Background Patient safety in an acute care setting is a high priority, yet medication errors still occur at an alarming rate. Prefilled syringe (PFS) have been shown to reduce adverse medication errors, but they remain poorly adopted for acute care settings – the higher initial cost of PFS possibly being a limiting factor. Exploring the connection between initial cost and cost effectiveness may help highlight overall cost savings in the acute care setting and help bridge the gap to increased patient safety.
Purpose This research aims to review and summarise, for the first time, the literature for PFS drug administration affecting an acute care setting compared to conventional vial/syringe in three key areas: patient safety, supply costs, and time and motion.
Material and methods This work reviewed the current literature to identify cost impact differences between PFS and vials/ampules for cost of supplies, preparation/dosing time, cost per adverse medical event and drug waste across acute care drugs. These findings were summarised to create a resource for acute care settings and help identify areas of greatest impact.
Results The greatest impact on reducing costs lay in a reported aggregate 22.4% reduction in medication errors when using PFS compared to vials. A reduction was also noted in preparation time between the two methods, resulting in a ∼49% reduction in labour costs for PFS. While PFS require fewer administration supplies, the PFS administration cost was reported to be higher than the vial/syringe due to the higher initial device cost. In contrast, one study following operating room drug waste suggested cost parity or potential long-term savings in supply costs when drug wastage is factored in, especially for high-cost drugs.

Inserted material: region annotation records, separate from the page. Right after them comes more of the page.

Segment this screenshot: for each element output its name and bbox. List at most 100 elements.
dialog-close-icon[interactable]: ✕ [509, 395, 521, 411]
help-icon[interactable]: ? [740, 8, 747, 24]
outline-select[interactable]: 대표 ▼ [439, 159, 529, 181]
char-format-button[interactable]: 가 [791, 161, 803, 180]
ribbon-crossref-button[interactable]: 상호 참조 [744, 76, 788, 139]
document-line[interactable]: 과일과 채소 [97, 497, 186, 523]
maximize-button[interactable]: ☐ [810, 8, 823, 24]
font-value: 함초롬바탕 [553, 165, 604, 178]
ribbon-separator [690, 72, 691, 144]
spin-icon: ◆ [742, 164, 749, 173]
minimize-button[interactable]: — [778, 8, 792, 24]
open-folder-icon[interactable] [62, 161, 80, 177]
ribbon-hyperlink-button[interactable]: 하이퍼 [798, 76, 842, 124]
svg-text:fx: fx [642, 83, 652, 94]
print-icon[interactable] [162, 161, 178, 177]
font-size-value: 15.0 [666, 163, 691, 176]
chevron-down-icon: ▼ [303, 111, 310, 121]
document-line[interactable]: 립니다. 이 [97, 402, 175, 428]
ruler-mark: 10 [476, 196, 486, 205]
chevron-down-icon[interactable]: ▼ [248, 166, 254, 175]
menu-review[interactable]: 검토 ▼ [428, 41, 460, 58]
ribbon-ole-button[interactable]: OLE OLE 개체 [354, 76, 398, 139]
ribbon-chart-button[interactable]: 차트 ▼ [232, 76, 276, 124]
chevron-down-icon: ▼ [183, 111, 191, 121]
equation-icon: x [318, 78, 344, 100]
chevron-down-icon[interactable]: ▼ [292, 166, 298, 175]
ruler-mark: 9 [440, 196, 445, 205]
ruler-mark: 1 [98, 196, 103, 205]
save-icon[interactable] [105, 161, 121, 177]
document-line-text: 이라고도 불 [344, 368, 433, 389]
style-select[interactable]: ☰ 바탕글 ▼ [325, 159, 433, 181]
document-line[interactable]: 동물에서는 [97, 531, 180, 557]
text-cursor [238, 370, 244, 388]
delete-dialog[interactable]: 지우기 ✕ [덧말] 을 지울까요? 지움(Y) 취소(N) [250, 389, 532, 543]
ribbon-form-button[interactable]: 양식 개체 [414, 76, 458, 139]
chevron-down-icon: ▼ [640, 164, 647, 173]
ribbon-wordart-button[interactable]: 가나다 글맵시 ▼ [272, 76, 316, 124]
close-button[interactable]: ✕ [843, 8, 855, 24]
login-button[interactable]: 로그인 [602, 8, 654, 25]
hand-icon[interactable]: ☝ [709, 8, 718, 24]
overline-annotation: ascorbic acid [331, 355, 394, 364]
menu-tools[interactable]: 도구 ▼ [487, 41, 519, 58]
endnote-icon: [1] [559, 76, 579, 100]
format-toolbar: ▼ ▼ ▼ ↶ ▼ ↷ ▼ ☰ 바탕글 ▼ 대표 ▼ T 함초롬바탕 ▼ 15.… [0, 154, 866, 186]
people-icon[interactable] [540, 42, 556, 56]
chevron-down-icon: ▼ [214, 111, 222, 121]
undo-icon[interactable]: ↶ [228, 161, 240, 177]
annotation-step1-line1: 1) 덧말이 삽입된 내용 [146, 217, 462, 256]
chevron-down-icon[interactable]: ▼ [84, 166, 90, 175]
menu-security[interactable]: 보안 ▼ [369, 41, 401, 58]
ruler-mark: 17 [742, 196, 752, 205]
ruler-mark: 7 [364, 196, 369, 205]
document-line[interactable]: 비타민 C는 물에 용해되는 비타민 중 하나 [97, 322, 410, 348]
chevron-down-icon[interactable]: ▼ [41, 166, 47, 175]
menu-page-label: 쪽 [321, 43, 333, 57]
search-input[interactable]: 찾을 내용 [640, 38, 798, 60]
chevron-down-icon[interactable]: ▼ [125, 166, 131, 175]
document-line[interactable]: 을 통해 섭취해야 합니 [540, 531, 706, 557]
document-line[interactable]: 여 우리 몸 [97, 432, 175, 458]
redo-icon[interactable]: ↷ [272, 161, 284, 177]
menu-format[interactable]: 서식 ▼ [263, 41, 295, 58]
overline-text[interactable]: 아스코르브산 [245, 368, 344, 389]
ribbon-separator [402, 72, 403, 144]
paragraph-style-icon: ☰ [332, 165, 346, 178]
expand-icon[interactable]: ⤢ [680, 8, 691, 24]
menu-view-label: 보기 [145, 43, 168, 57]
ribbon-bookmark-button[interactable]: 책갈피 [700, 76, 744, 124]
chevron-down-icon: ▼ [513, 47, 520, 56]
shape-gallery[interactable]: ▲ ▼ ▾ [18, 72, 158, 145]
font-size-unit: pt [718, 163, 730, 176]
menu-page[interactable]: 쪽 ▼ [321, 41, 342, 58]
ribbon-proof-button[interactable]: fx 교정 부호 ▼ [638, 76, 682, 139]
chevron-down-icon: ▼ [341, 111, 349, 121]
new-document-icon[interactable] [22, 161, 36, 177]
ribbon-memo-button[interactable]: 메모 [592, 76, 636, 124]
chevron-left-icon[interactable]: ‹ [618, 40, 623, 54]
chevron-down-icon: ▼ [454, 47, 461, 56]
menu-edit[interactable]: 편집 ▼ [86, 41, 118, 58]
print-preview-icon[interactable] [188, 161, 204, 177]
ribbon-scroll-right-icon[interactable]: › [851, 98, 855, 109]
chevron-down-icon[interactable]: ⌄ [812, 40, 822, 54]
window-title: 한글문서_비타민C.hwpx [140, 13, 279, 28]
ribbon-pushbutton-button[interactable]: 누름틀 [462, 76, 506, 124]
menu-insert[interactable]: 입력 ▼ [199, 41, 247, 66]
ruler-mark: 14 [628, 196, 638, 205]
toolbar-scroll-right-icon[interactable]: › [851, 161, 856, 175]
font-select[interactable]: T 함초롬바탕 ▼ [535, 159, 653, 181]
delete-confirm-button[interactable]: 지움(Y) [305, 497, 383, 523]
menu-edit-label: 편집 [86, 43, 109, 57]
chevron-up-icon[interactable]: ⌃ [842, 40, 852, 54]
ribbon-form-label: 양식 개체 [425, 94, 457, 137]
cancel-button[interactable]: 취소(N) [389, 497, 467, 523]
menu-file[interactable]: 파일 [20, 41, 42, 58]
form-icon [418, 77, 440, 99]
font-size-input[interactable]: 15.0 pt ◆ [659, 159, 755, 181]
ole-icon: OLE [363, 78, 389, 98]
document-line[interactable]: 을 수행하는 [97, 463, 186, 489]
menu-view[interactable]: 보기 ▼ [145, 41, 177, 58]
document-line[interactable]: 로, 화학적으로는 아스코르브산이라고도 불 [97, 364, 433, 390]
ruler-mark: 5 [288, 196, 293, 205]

Conclusion PFS have an initial higher cost compared to vial and syringe, but these costs are easily offset in the acute care setting by reducing patient adverse event rates, nursing time and potentially reducing drug waste. With an overall institutional savings for PFS compared to vial and syringe, and increased patient safety, PFS should be an attractive product for acute care settings.
References and/or acknowledgements 1. Madziala, M.et al. Pre-filled syringe as an option for drug delivery in emergency medicine. Dis Emerg Med J 2017;2:98–9.
Conflict of interest Corporate-sponsored research or other substantive relationships: Becton Dickinson.